In any case, it depends. OP nicely guarded himself by writing “overusing”, so at that point his pro-tip is just a tautology and we are in agreement: not every use of DISTINCT is an immediate smell.

Sesse__ · 2025-10-18T16:39:00 1760805540

What do you mean? Here are your real alternatives for doing a semijoin (assuming ANSI SQL, no vendor extensions):

  SELECT * FROM t1 WHERE EXISTS ( SELECT * FROM t2 WHERE t2.x = t1.x );
  SELECT * FROM t1 WHERE x IN ( SELECT x FROM t2 );
  SELECT * FROM t1 JOIN ( SELECT DISTINCT x FROM t2 ) s1 USING (x);

Now tell me which one of these is the less verbose semijoin?

You could argue that you could fake a semijoin using

  SELECT DISTINCT * FROM t1 JOIN t2 USING (x);

or

  SELECT * FROM t1 JOIN t2 USING (x) GROUP BY t1.*;

but it doesn't give the same result if t1 has duplicate rows, or if there is more than one t2 matching t1. (You can try to fudge it by replacing * with something else, in which case the problem just moves around, since “duplicate rows” will mean something else.)

wvbdmp · 2025-10-18T17:34:53 1760808893

No, sorry, you’re certainly correct, I just meant that any subqueries are generally crazy verbose.

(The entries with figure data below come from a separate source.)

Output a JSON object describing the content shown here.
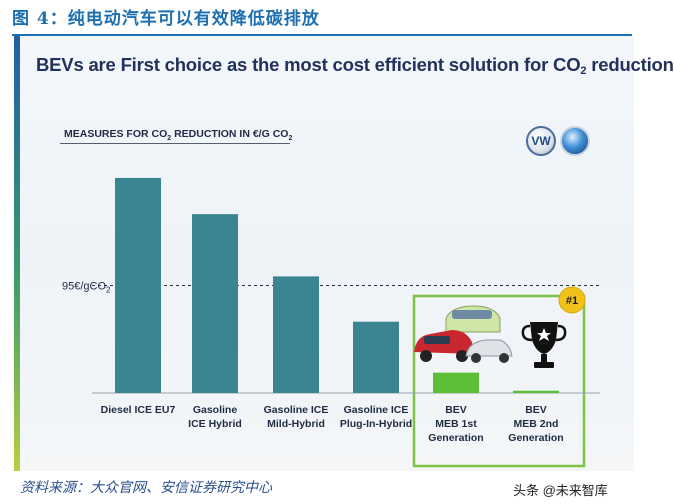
{
  "figure": {
    "title": "图 4：纯电动汽车可以有效降低碳排放",
    "source": "资料来源：大众官网、安信证券研究中心",
    "watermark": "头条 @未来智库"
  },
  "colors": {
    "bar_main": "#3b8593",
    "bar_bev": "#5cc037",
    "bev_box_border": "#7cc243",
    "badge_fill": "#f2c21b",
    "title_blue": "#1d6fb0"
  },
  "icons": [
    "vw-logo-icon",
    "blue-emblem-icon",
    "ev-cars-icon",
    "trophy-icon"
  ],
  "chart_data": {
    "type": "bar",
    "headline": "BEVs are First choice as the most cost efficient solution for CO2 reduction",
    "ylabel": "MEASURES FOR CO2 REDUCTION IN €/G CO2",
    "categories": [
      "Diesel ICE EU7",
      "Gasoline ICE Hybrid",
      "Gasoline ICE Mild-Hybrid",
      "Gasoline ICE Plug-In-Hybrid",
      "BEV MEB 1st Generation",
      "BEV MEB 2nd Generation"
    ],
    "category_lines": [
      [
        "Diesel ICE EU7"
      ],
      [
        "Gasoline",
        "ICE Hybrid"
      ],
      [
        "Gasoline ICE",
        "Mild-Hybrid"
      ],
      [
        "Gasoline ICE",
        "Plug-In-Hybrid"
      ],
      [
        "BEV",
        "MEB 1st",
        "Generation"
      ],
      [
        "BEV",
        "MEB 2nd",
        "Generation"
      ]
    ],
    "values": [
      190,
      158,
      103,
      63,
      18,
      2
    ],
    "ylim": [
      0,
      250
    ],
    "reference_line": {
      "value": 95,
      "label": "95€/gCO2"
    },
    "highlight": {
      "categories": [
        "BEV MEB 1st Generation",
        "BEV MEB 2nd Generation"
      ],
      "badge": "#1"
    },
    "grid": false,
    "legend": "none"
  }
}
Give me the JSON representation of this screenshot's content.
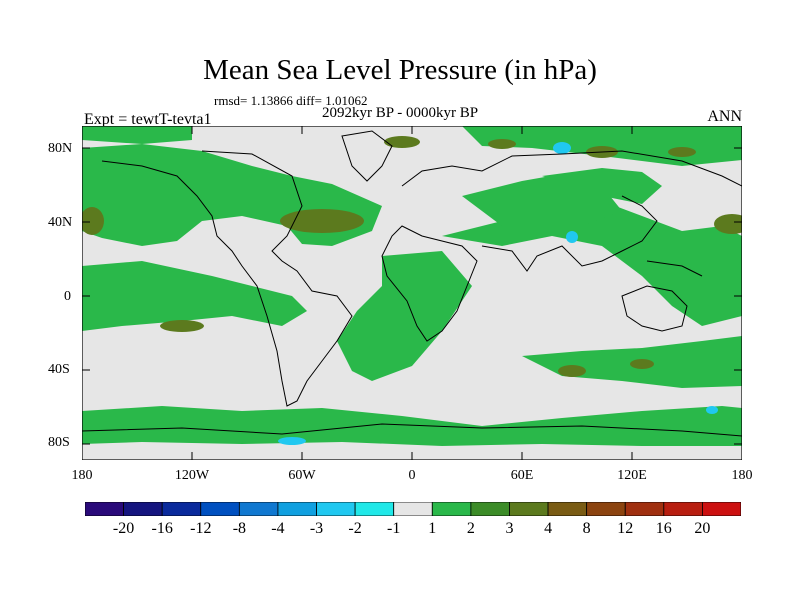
{
  "title": "Mean Sea Level Pressure (in hPa)",
  "stats_line": "rmsd= 1.13866 diff= 1.01062",
  "period": "2092kyr BP - 0000kyr BP",
  "experiment": "Expt = tewtT-tevta1",
  "season": "ANN",
  "lat_labels": [
    "80N",
    "40N",
    "0",
    "40S",
    "80S"
  ],
  "lon_labels": [
    "180",
    "120W",
    "60W",
    "0",
    "60E",
    "120E",
    "180"
  ],
  "colorbar": {
    "colors": [
      "#2a0a7a",
      "#15157f",
      "#0a2a9c",
      "#0050c0",
      "#1078d0",
      "#10a0e0",
      "#20c8f0",
      "#20e8e8",
      "#e6e6e6",
      "#2ab84a",
      "#3c8c28",
      "#5c7a1e",
      "#7a5c14",
      "#8c4410",
      "#a03010",
      "#b81e10",
      "#cc1010"
    ],
    "labels": [
      "-20",
      "-16",
      "-12",
      "-8",
      "-4",
      "-3",
      "-2",
      "-1",
      "1",
      "2",
      "3",
      "4",
      "8",
      "12",
      "16",
      "20"
    ]
  },
  "map": {
    "land_fill": "#e6e6e6",
    "positive_fill": "#2ab84a",
    "strong_fill": "#5c7a1e",
    "negative_fill": "#20c8f0"
  }
}
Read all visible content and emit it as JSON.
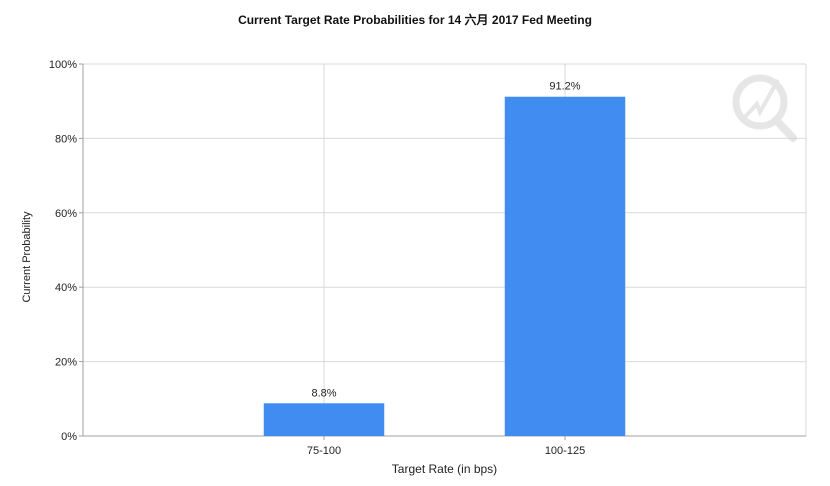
{
  "chart_data": {
    "type": "bar",
    "title": "Current Target Rate Probabilities for 14 六月 2017 Fed Meeting",
    "xlabel": "Target Rate (in bps)",
    "ylabel": "Current Probability",
    "categories": [
      "75-100",
      "100-125"
    ],
    "values": [
      8.8,
      91.2
    ],
    "value_labels": [
      "8.8%",
      "91.2%"
    ],
    "ylim": [
      0,
      100
    ],
    "y_ticks": [
      "0%",
      "20%",
      "40%",
      "60%",
      "80%",
      "100%"
    ],
    "grid": true,
    "legend": "none",
    "bar_color": "#418cf0"
  },
  "colors": {
    "grid": "#d9d9d9",
    "axis": "#a0a0a0",
    "bar": "#418cf0"
  }
}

And then you usually want additional Where clauses or even Joins in there, and it starts to stop looking like a Where clause, so I’m often happy when I can push that logic into From.

Sesse__ · 2025-10-18T17:38:04 1760809084

Yes, I would certainly prefer if you could write

SELECT * FROM t1 SEMIJOIN t2 USING (x);

although it creates some extra problems for the join optimizer.

Little_Kitty · 2025-10-18T20:04:26 1760817866

It's great being able to use an any join (and the counterpart anti join) in Clickhouse to deal with these operations.